Changing the size of text in an entire layer is a tedious task that I do once and a while, and like a lot of things in Eagle, seems entirely too much fuss. Sensing that there may well have been some other irritated users before me, who had solved my text-change problem (actually missing Eagle functionality) in an ULP, I searched for a ULP (user language program) to automate this task. What I was a found a nine year old ULP named “normalize-text.ulp” by Tennessee Carmel-Veilleux.
Part of the problem of searching through Eagle ULPs for a particular job is that there is no rating system or attempt to curate the ULPs into what people find most useful. There are also no categories into which ULPs are organized, such as “Text Modification”. Below is a screenshot of a couple random ULPs on the list of user language programs (ULPs) at CadSoft.
As you can see there is a “Like” button, and number of downloads, and the authors description to guide you, but no real rating system or “greatest hits”. I guess you could argue that there is some curation in the ULP’s, in that CadSoft includes a set of ULPs with Eagle, but I find the large folder of ULPs (titled “ulp” in the Eagle folder) to be vertigo inducing and without a lot of solutions for the jobs I actually do in Eagle, although I do use a couple of ULPs from the ulp folder. The ULPs in the ulp folder also doesn’t do a very thorough job of patching the very large holes in the Eagle interface, for example, the useful “align.ulp”, I featured last post, is not included in the Eagle distribution.
OK, so I downloaded the normalize-text.ulp by Tennessee Carmel-Veilleux, and fired it up. It purported to normalize all the text on my “silkscreen layers” to my desired setting. Below was the original dialog box:
Not bad at all, as far as it goes. I fired it up and it generated a script of changes it wanted to make.
Not having a lot to go on, I punched “Execute” and … nada. Nothing changed. So I did what any adventurous Eagle user would do (on a junk design) I started cutting and pasting parts of the script. And quickly figured it out that it did indeed work.
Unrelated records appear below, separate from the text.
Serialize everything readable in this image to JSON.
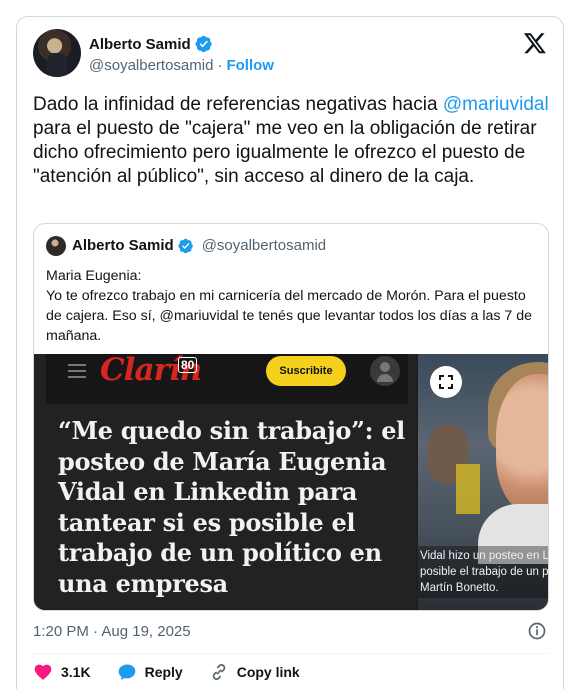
{
  "author": {
    "name": "Alberto Samid",
    "handle": "@soyalbertosamid",
    "separator": "·",
    "follow_label": "Follow"
  },
  "tweet": {
    "text_before": "Dado la infinidad de referencias negativas hacia ",
    "mention": "@mariuvidal",
    "text_after": " para el puesto de \"cajera\" me veo en la obligación de retirar dicho ofrecimiento pero igualmente le ofrezco el puesto de \"atención al público\", sin acceso al dinero de la caja.",
    "timestamp": "1:20 PM · Aug 19, 2025"
  },
  "quote": {
    "name": "Alberto Samid",
    "handle": "@soyalbertosamid",
    "line1": "Maria Eugenia:",
    "line2": "Yo te ofrezco trabajo en mi carnicería del mercado de Morón. Para el puesto de cajera. Eso sí,  @mariuvidal te tenés que levantar todos los días a las 7 de mañana."
  },
  "media": {
    "brand": "Clarín",
    "brand_badge": "80",
    "subscribe_label": "Suscribite",
    "headline": "“Me quedo sin trabajo”: el posteo de María Eugenia Vidal en Linkedin para tantear si es posible el trabajo de un político en una empresa",
    "caption_lines": [
      "Vidal hizo un posteo en Li",
      "posible el trabajo de un p",
      "Martín Bonetto."
    ]
  },
  "actions": {
    "likes": "3.1K",
    "reply_label": "Reply",
    "copy_link_label": "Copy link"
  },
  "colors": {
    "accent": "#1d9bf0",
    "like": "#f91880",
    "clarin_red": "#d7261e",
    "subscribe_yellow": "#f5d01c"
  },
  "icons": [
    "verified-badge-icon",
    "x-logo-icon",
    "expand-icon",
    "info-icon",
    "heart-icon",
    "reply-icon",
    "link-icon",
    "hamburger-icon",
    "user-icon"
  ]
}
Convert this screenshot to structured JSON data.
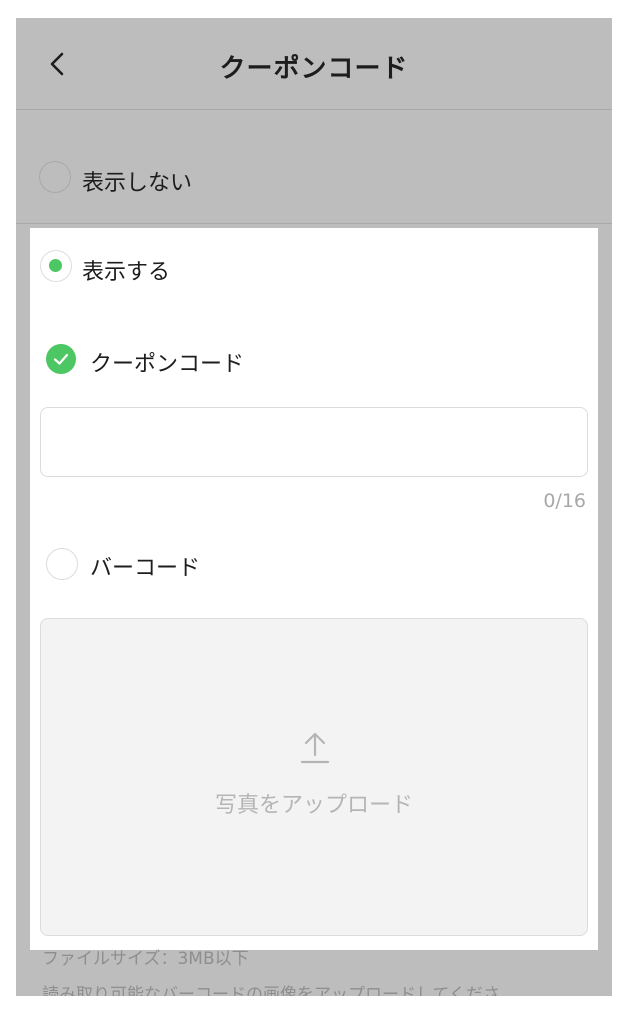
{
  "header": {
    "title": "クーポンコード",
    "back_icon": "chevron-left-icon"
  },
  "options": {
    "hide_label": "表示しない",
    "show_label": "表示する"
  },
  "coupon": {
    "label": "クーポンコード",
    "value": "",
    "counter": "0/16"
  },
  "barcode": {
    "label": "バーコード",
    "upload_label": "写真をアップロード",
    "upload_icon": "upload-arrow-icon",
    "note_size": "ファイルサイズ：3MB以下",
    "note_readable": "読み取り可能なバーコードの画像をアップロードしてくださ"
  },
  "colors": {
    "accent": "#4cc764",
    "overlay": "#bdbdbd"
  }
}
The “Display None tPlace bPlace;” line seemed to be turning off the tName layers that I was interested in changing, so the script didn’t work. A short patch later and the script was operational. It only seems to affect layers that are visible, which is probably a good thing in my book. Most times you don’t want computers changing things you can’t see in a file, especially if you don’t know exactly what they’re doing.
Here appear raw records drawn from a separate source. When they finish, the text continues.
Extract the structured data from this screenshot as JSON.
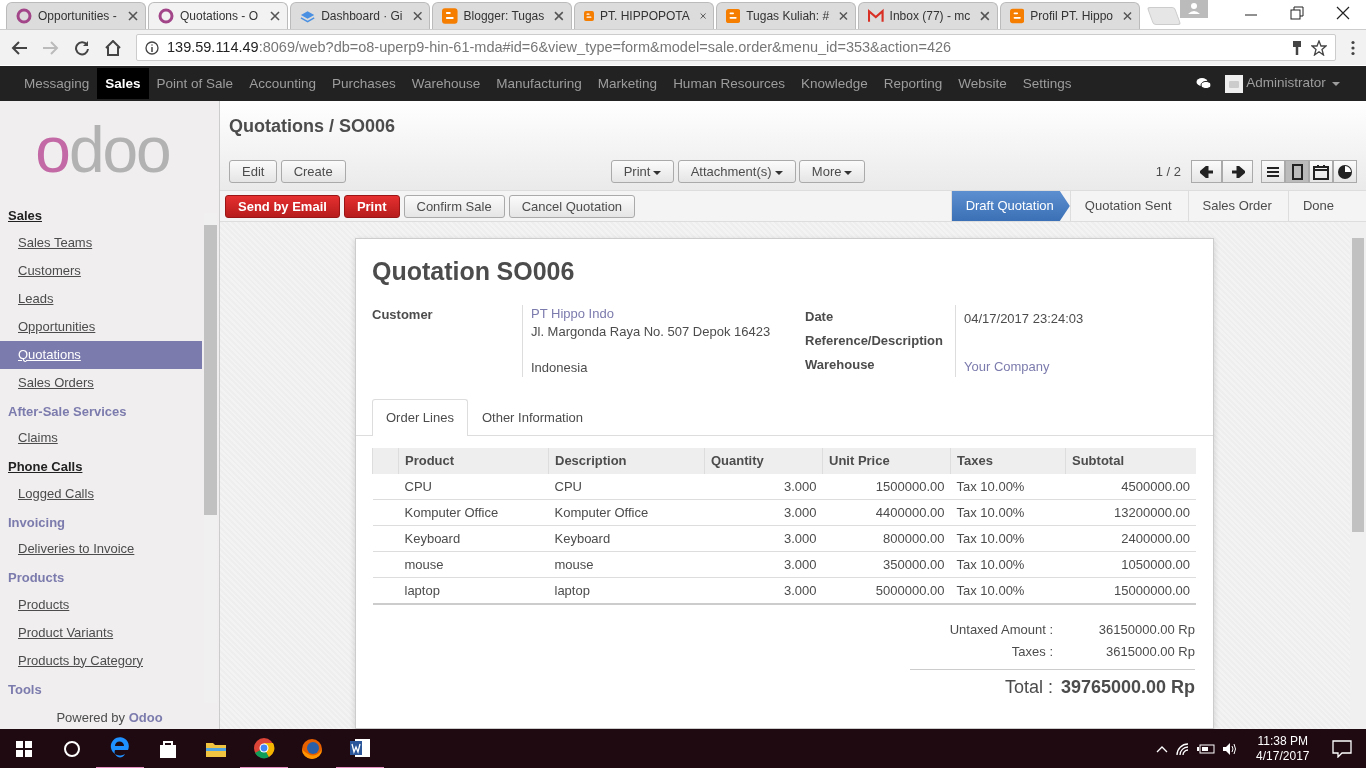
{
  "browser": {
    "tabs": [
      {
        "title": "Opportunities -",
        "kind": "odoo",
        "selected": false
      },
      {
        "title": "Quotations - O",
        "kind": "odoo",
        "selected": true
      },
      {
        "title": "Dashboard · Gi",
        "kind": "stack",
        "selected": false
      },
      {
        "title": "Blogger: Tugas",
        "kind": "blogger",
        "selected": false
      },
      {
        "title": "PT. HIPPOPOTA",
        "kind": "blogger",
        "selected": false
      },
      {
        "title": "Tugas Kuliah: #",
        "kind": "blogger",
        "selected": false
      },
      {
        "title": "Inbox (77) - mc",
        "kind": "mail",
        "selected": false
      },
      {
        "title": "Profil PT. Hippo",
        "kind": "blogger",
        "selected": false
      }
    ],
    "url_host": "139.59.114.49",
    "url_rest": ":8069/web?db=o8-uperp9-hin-61-mda#id=6&view_type=form&model=sale.order&menu_id=353&action=426"
  },
  "navbar": {
    "menus": [
      {
        "label": "Messaging",
        "selected": false
      },
      {
        "label": "Sales",
        "selected": true
      },
      {
        "label": "Point of Sale",
        "selected": false
      },
      {
        "label": "Accounting",
        "selected": false
      },
      {
        "label": "Purchases",
        "selected": false
      },
      {
        "label": "Warehouse",
        "selected": false
      },
      {
        "label": "Manufacturing",
        "selected": false
      },
      {
        "label": "Marketing",
        "selected": false
      },
      {
        "label": "Human Resources",
        "selected": false
      },
      {
        "label": "Knowledge",
        "selected": false
      },
      {
        "label": "Reporting",
        "selected": false
      },
      {
        "label": "Website",
        "selected": false
      },
      {
        "label": "Settings",
        "selected": false
      }
    ],
    "user": "Administrator"
  },
  "sidebar": {
    "logo": "odoo",
    "sections": [
      {
        "title": "Sales",
        "kind": "link",
        "items": [
          {
            "label": "Sales Teams",
            "selected": false
          },
          {
            "label": "Customers",
            "selected": false
          },
          {
            "label": "Leads",
            "selected": false
          },
          {
            "label": "Opportunities",
            "selected": false
          },
          {
            "label": "Quotations",
            "selected": true
          },
          {
            "label": "Sales Orders",
            "selected": false
          }
        ]
      },
      {
        "title": "After-Sale Services",
        "kind": "heading",
        "items": [
          {
            "label": "Claims",
            "selected": false
          }
        ]
      },
      {
        "title": "Phone Calls",
        "kind": "link",
        "items": [
          {
            "label": "Logged Calls",
            "selected": false
          }
        ]
      },
      {
        "title": "Invoicing",
        "kind": "heading",
        "items": [
          {
            "label": "Deliveries to Invoice",
            "selected": false
          }
        ]
      },
      {
        "title": "Products",
        "kind": "heading",
        "items": [
          {
            "label": "Products",
            "selected": false
          },
          {
            "label": "Product Variants",
            "selected": false
          },
          {
            "label": "Products by Category",
            "selected": false
          }
        ]
      },
      {
        "title": "Tools",
        "kind": "heading"
      }
    ],
    "powered_by": "Powered by",
    "brand": "Odoo"
  },
  "breadcrumb": {
    "parent": "Quotations",
    "separator": "/",
    "current": "SO006"
  },
  "toolbar": {
    "left_buttons": [
      "Edit",
      "Create"
    ],
    "dropdowns": [
      "Print",
      "Attachment(s)",
      "More"
    ],
    "pager": "1 / 2",
    "views": [
      {
        "kind": "list",
        "selected": false
      },
      {
        "kind": "form",
        "selected": true
      },
      {
        "kind": "calendar",
        "selected": false
      },
      {
        "kind": "graph",
        "selected": false
      }
    ]
  },
  "statusbar": {
    "buttons": [
      {
        "label": "Send by Email",
        "kind": "primary"
      },
      {
        "label": "Print",
        "kind": "primary"
      },
      {
        "label": "Confirm Sale",
        "kind": "default"
      },
      {
        "label": "Cancel Quotation",
        "kind": "default"
      }
    ],
    "stages": [
      {
        "label": "Draft Quotation",
        "selected": true
      },
      {
        "label": "Quotation Sent",
        "selected": false
      },
      {
        "label": "Sales Order",
        "selected": false
      },
      {
        "label": "Done",
        "selected": false
      }
    ]
  },
  "sheet": {
    "title": "Quotation",
    "number": "SO006",
    "customer": {
      "label": "Customer",
      "name": "PT Hippo Indo",
      "street": "Jl. Margonda Raya No. 507 Depok 16423",
      "country": "Indonesia"
    },
    "right_fields": [
      {
        "label": "Date",
        "value": "04/17/2017 23:24:03",
        "kind": "text"
      },
      {
        "label": "Reference/Description",
        "kind": "empty"
      },
      {
        "label": "Warehouse",
        "value": "Your Company",
        "kind": "link"
      }
    ],
    "tabs": [
      {
        "label": "Order Lines",
        "selected": true
      },
      {
        "label": "Other Information",
        "selected": false
      }
    ],
    "table": {
      "columns": [
        "Product",
        "Description",
        "Quantity",
        "Unit Price",
        "Taxes",
        "Subtotal"
      ],
      "rows": [
        [
          "CPU",
          "CPU",
          "3.000",
          "1500000.00",
          "Tax 10.00%",
          "4500000.00"
        ],
        [
          "Komputer Office",
          "Komputer Office",
          "3.000",
          "4400000.00",
          "Tax 10.00%",
          "13200000.00"
        ],
        [
          "Keyboard",
          "Keyboard",
          "3.000",
          "800000.00",
          "Tax 10.00%",
          "2400000.00"
        ],
        [
          "mouse",
          "mouse",
          "3.000",
          "350000.00",
          "Tax 10.00%",
          "1050000.00"
        ],
        [
          "laptop",
          "laptop",
          "3.000",
          "5000000.00",
          "Tax 10.00%",
          "15000000.00"
        ]
      ]
    },
    "totals": [
      {
        "label": "Untaxed Amount :",
        "value": "36150000.00 Rp"
      },
      {
        "label": "Taxes :",
        "value": "3615000.00 Rp"
      }
    ],
    "total": {
      "label": "Total :",
      "value": "39765000.00 Rp"
    }
  },
  "taskbar": {
    "apps": [
      {
        "kind": "edge",
        "running": true
      },
      {
        "kind": "store",
        "running": false
      },
      {
        "kind": "explorer",
        "running": false
      },
      {
        "kind": "chrome",
        "running": true
      },
      {
        "kind": "firefox",
        "running": false
      },
      {
        "kind": "word",
        "running": true
      }
    ],
    "time": "11:38 PM",
    "date": "4/17/2017"
  }
}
Anyway, I had a few complaints with the normalize-text ULP, even after I got it working. It wouldn’t save my settings between calls to the ULP, so I had to remember what settings I had used last time (you may feel this is trivial, but in my view, dialog boxes should remain the same between calls to a utility program – check the behavior of Photoshop filters for example).
More importantly, I couldn’t control the layer the program was acting on, so the ULP acted as something of a shotgun, without a clear idea of what it was aiming at, unless you knew what “silkscreen layers” were, or were inclined to dig through the docs and source code (and had the skills to do so).
So with a couple hours work, and a bit of coding I had this:
The ULP now worked with Eagle 6.5, and had fine grained control over which layers it covered. It switches units seamlessly and also remembers all of the user parameters between ULP calls. Because it needs to write a scratch file, it will even remember your last-used parameters between Eagle restarts. The original author, Tennessee Carmel-Veilleux has given me his blessing to put a new revision number on the ULP. I’ll upload the modded ULP to CadSoft, too, but in the meantime, it’s in our “tools” repository as normalize-text2.0.ulp, and you’re welcome to take it for a spin if you use Eagle. Eagle Kool-Aid lovers needn’t bother, because “it’s easy to change text on a layer in only four or five steps” :), as I’ve read several times in Eagle forums.
I’ll repeat the warning about not expecting our Tools folder to look too organized, I keep downloading ULPs to find more useful gems. Incidentally my idea with the tools folder, is that I won’t have to do a lot of digging to change versions of Eagle. I just drag the tools folder into the new version and I’ve got all my mods and hacks with me.